At that, Beck’s co-host, Pat Gray, interjected, “I’m sorry, it’s not a corporation’s responsibility to raise children — when they’re 32 years old, especially!”

This led to a show discussion about what Sinek could have meant by his statement and an attempt to better understand what Beck called “progressive” speak.

“I’m learning to speak the language that is being spoken all around us,” he added.

Beck continued, asking: “Do we generally agree it is their responsibility to fit in the world? The world doesn’t shape-shift for you, you have to find your way in, right?”

Attempting to translate Sinek’s observations, he went on to say of millennials: “Their parents raised them in a certain way and they were used as guinea pigs to experiment on — something that we took all eternal principles and threw them out the window and said, ‘Hey, being first is just as good as being last,’ right?”

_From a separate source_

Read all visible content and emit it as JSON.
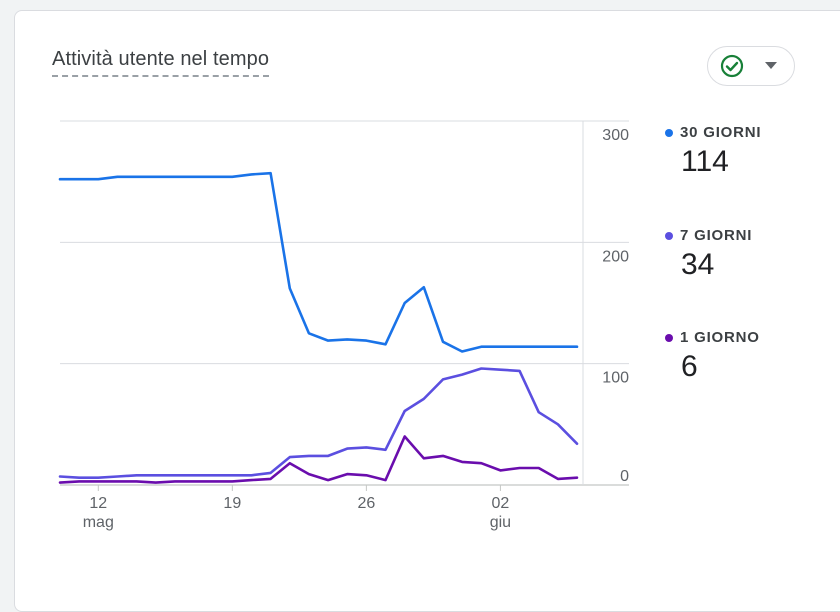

They went on to conclude that it becomes a millennial’s responsibility to take control of his life once it starts to fall apart. When something goes wrong, Beck and the others noted that it would be a millennial's personal responsibility to fix it. But because many young people are not equipped to deal with real-life societal pressures and can’t find happiness without a sense of accomplishment, the realization can sometimes have a devastating effect.

“That crash can lead to suicide,” Beck noted. “So that crash is a crash of no self-esteem because nothing has ever given you self-esteem because you’ve never been taught what self-esteem comes from, and that is accomplishment. Doing something.”